In Dedham, participants in remote meetings around the community's master planning process included parents streaming the proceedings while making dinner and residents of senior housing developments who were reluctant to make the drive to town hall at night.
"We cannot and should not go back to the days of having to be in the room to participate in government," Dedham Select Board member Sarah McDonald told lawmakers weighing extensions pandemic-era remote meeting policies.
With the June 15 end of the COVID-19 state of emergency looming, the State Administration and Regulatory Oversight Committee convened by videoconference for a hearing on bills addressing the prospects for similarly held virtual meetings.
An emergency order from Gov. Charlie Baker allowed remote public meetings during the state of emergency, one of of an array of pandemic policies that lawmakers must decide if they wish to let lapse, extend in the short-term or keep permanently.
Bills before the committee deal with remote participation by members of public bodies and citizens' to access meetings through phone and internet. Supporters said that the ability to join or follow government processes remotely opens up participation to those who would otherwise face barriers like transportation, work schedules, and child care.
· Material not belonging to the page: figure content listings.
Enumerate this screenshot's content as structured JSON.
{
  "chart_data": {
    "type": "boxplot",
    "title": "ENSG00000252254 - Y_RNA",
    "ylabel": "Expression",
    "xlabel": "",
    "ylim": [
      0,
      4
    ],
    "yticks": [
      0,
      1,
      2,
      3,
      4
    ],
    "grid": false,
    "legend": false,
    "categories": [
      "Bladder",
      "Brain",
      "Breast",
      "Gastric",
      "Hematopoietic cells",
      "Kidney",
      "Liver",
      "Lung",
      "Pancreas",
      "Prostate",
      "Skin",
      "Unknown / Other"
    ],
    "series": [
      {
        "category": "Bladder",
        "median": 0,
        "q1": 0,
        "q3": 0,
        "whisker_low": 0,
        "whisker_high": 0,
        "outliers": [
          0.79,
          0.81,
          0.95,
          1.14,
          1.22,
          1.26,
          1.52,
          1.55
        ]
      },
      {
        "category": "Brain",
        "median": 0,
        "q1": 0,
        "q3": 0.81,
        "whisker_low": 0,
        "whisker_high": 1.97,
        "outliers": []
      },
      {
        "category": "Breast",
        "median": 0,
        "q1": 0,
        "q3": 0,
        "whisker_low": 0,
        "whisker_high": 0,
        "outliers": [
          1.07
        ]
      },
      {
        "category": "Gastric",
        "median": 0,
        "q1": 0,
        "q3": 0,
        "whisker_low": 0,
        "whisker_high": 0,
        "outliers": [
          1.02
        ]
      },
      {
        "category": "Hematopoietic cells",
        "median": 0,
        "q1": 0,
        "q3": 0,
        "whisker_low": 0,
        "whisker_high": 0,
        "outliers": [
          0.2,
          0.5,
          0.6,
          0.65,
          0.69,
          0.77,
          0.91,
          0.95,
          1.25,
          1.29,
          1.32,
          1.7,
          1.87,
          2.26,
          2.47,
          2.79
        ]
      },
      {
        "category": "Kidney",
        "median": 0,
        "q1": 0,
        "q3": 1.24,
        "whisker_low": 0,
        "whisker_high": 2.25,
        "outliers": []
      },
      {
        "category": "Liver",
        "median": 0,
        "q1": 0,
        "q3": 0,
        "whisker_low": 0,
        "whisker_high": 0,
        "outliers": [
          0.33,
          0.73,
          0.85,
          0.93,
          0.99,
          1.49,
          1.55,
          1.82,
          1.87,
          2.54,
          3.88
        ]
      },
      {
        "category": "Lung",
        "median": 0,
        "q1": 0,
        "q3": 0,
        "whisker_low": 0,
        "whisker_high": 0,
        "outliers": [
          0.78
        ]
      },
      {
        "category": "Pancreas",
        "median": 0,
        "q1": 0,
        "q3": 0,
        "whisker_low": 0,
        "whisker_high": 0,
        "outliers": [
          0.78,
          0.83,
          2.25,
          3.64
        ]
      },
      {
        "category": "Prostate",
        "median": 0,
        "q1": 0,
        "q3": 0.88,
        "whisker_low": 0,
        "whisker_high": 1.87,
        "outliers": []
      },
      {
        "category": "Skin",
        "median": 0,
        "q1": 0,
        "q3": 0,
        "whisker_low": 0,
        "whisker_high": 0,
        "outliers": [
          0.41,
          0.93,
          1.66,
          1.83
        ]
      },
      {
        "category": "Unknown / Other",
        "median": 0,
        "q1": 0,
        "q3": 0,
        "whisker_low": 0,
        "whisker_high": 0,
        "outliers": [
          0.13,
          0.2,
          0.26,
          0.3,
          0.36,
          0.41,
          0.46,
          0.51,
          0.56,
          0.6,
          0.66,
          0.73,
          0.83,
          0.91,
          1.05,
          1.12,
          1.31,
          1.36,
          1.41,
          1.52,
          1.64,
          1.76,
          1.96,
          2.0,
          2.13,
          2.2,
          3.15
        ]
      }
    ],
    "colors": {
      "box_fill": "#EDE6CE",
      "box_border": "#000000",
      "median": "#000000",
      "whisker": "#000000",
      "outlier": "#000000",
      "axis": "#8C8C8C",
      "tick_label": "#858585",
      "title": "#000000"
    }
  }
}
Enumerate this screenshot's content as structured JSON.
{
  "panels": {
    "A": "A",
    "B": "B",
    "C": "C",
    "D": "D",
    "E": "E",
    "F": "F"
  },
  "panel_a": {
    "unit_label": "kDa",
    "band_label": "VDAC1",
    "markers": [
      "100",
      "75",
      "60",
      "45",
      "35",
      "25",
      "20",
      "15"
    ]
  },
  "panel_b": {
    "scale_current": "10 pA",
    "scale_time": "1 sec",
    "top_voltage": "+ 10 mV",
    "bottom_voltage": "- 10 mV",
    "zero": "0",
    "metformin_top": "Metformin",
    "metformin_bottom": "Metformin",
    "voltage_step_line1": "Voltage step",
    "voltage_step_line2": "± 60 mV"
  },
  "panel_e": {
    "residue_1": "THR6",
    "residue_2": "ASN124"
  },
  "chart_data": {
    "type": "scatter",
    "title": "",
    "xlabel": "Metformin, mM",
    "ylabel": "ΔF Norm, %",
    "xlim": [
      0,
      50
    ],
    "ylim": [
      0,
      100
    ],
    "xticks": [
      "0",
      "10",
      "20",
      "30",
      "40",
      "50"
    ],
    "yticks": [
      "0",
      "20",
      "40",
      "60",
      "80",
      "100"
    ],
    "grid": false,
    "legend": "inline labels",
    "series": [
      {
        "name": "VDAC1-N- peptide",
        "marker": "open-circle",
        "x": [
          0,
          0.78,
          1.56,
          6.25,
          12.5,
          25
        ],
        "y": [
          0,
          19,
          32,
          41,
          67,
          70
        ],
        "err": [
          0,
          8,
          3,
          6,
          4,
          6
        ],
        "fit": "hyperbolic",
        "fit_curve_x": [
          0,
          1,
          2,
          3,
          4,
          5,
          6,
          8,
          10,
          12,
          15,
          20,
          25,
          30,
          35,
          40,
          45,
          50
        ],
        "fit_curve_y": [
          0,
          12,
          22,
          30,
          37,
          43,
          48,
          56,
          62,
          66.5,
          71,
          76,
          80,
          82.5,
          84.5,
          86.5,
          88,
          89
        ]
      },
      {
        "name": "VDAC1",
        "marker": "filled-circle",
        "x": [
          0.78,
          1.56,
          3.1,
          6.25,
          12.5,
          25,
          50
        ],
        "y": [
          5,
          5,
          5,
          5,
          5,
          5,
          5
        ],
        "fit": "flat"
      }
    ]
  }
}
Speaking in favor of bills (H 3224, S 2037) that would change the state's open meeting law to allow for virtual meetings of appointed statewide bodies, Reps. Maria Robinson and Tricia Farley-Bouvier said there are people from Western Massachusetts and the Outer Cape who are interested in serving on state commissions but find regular travel into Boston prohibitive. Domb said a two-hour evening meeting in Boston can add up to an eight- to 10-hour commitment for someone from the western part of the state.